はじめに
行政書士試験が年々難しくになるにつれ、受講生や受験生から、法律書の紹介を頼まれることが多くなりました。各科目の基本書のご紹介は以前にしているので、今回は最近出版された本の中から、行政書士試験に有益と思われる民法の本をご紹介したいと思います。『ハイブリッド民法1 民法総則(第二版)』
ご紹介したい本は『ハイブリッド民法1 民法総則(第二版)』です。平成26年4月に第2版が出版されました。これまで、法学部で使うスタンダードな教科書は有斐閣『Sシリーズ民法』でした。法律書出版の老舗である有斐閣Sシリーズと比べると、このシリーズの知名度はそれほど高くないかもしれません。だからこそ、紹介したいと思いました。良い本だからです。
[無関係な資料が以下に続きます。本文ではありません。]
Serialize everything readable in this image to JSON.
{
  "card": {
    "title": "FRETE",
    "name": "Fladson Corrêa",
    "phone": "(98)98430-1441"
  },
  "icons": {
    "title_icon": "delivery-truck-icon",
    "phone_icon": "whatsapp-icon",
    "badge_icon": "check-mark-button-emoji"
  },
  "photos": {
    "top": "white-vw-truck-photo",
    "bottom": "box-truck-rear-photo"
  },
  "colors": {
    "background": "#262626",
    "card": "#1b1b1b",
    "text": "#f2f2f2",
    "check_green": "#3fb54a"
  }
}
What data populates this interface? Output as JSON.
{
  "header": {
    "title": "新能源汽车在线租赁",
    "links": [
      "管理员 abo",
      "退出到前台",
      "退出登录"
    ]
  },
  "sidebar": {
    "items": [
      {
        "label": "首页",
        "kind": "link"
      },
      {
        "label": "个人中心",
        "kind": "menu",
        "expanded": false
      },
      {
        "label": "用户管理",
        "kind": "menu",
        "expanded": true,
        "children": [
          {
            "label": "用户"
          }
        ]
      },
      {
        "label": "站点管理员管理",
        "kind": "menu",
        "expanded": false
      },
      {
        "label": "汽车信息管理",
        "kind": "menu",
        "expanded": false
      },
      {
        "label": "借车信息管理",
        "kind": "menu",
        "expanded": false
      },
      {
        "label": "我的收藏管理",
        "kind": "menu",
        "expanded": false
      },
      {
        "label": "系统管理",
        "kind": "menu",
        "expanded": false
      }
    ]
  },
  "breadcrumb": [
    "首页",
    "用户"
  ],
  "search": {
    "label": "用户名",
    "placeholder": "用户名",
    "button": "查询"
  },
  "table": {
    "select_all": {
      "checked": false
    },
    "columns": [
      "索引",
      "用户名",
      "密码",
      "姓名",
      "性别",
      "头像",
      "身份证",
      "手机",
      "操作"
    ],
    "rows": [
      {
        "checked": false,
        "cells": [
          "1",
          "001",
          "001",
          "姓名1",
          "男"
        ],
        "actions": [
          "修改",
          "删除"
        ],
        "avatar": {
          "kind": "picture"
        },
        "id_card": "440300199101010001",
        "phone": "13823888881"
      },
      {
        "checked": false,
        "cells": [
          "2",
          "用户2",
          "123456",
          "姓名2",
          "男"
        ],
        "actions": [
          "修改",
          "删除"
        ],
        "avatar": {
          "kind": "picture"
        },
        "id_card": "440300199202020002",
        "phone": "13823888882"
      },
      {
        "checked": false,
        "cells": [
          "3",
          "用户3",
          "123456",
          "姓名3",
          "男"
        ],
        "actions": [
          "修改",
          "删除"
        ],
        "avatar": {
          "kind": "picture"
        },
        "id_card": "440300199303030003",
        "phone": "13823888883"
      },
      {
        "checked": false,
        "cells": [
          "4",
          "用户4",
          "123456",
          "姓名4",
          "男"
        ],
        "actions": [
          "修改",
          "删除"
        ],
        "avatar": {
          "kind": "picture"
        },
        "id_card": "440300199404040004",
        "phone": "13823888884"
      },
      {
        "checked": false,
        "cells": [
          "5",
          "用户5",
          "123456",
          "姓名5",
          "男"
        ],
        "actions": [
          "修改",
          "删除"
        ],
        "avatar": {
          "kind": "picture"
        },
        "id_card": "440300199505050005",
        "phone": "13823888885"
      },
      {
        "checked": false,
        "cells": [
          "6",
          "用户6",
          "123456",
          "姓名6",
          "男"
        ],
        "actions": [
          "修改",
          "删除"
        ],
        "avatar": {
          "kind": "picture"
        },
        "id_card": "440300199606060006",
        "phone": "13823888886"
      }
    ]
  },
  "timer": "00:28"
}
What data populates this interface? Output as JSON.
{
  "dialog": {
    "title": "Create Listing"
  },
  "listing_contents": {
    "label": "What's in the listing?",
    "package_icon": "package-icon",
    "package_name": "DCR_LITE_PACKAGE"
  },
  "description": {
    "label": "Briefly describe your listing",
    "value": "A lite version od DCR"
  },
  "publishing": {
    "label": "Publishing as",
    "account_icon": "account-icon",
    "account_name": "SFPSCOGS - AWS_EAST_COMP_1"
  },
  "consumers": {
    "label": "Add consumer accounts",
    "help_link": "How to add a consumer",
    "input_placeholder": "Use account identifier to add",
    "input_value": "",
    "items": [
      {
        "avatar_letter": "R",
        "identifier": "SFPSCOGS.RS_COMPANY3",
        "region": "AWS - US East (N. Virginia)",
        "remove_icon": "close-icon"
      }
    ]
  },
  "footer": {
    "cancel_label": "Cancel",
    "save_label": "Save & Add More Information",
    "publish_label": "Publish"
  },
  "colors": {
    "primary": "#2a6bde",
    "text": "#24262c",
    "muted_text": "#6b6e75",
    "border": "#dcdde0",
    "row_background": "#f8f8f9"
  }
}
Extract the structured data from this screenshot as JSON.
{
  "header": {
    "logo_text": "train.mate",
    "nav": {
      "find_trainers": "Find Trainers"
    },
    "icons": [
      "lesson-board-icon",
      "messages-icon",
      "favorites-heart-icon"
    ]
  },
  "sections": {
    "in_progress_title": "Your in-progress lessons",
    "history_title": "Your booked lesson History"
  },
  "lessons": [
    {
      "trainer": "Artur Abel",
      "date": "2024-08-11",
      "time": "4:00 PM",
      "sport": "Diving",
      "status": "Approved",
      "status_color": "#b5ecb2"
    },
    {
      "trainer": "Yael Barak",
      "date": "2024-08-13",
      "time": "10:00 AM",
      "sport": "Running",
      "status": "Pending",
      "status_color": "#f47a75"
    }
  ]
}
旧版についての評価ですが、ネット上で、司法試験受験生が「短時間で民法をまわすのに最適だ」と評価をしているのを散見します。行政書士試験講師の立場から申し上げると、この本は行政書士試験にも最適だと思います
ではこの本のどこが素晴らしいのでしょうか。簡単に言えば、教育的配慮が行き届いている点です。以下、主だった例を挙げていきたいと思います。あわせて、この本を行政書士試験用にカスタマイズする方法についてもご紹介したいと思います。
本書の構成と行政書士試験
どんな本も漫然と読むだけでは身につきません。
そこで、基本事項を説明する本文とは別に、レベルに応じて、Case, Topic, Further Lesson, Exam, Hybrid Examと詳細に書き分けるという教育的配慮がなされています。
この構成を行政書士試験のレベルに合わせてカスタマイズするならば、演習問題であるExam, Hybrid Examは不要だと思います。また、コラム的要素のあるTopicも試験と直接関係するものは限られており、必要なものだけを読めばいいと思います(必要なTopicは、2-1、2-4、7-1、7-4、7-5、10-4、10-6です)。
一方、Caseは主に典型例をあげています。これは本文の一要素であり必要です。また、Further Lessonは、本文と比べると高度な内容ですが、行政書士試験の出題が見込まれるものは読むべきだと思います(出題が見込まれるFurther Lessonは、5-1、6-3、6-6、7-1、8-1、8-2、9-2、10-3、10-4、10-5です)。
このようにレベルごとに書き分けるという教育的配慮がなされているので、他の類書と比べて、行政書士試験用のテキストとして格段に使いやすいと思います。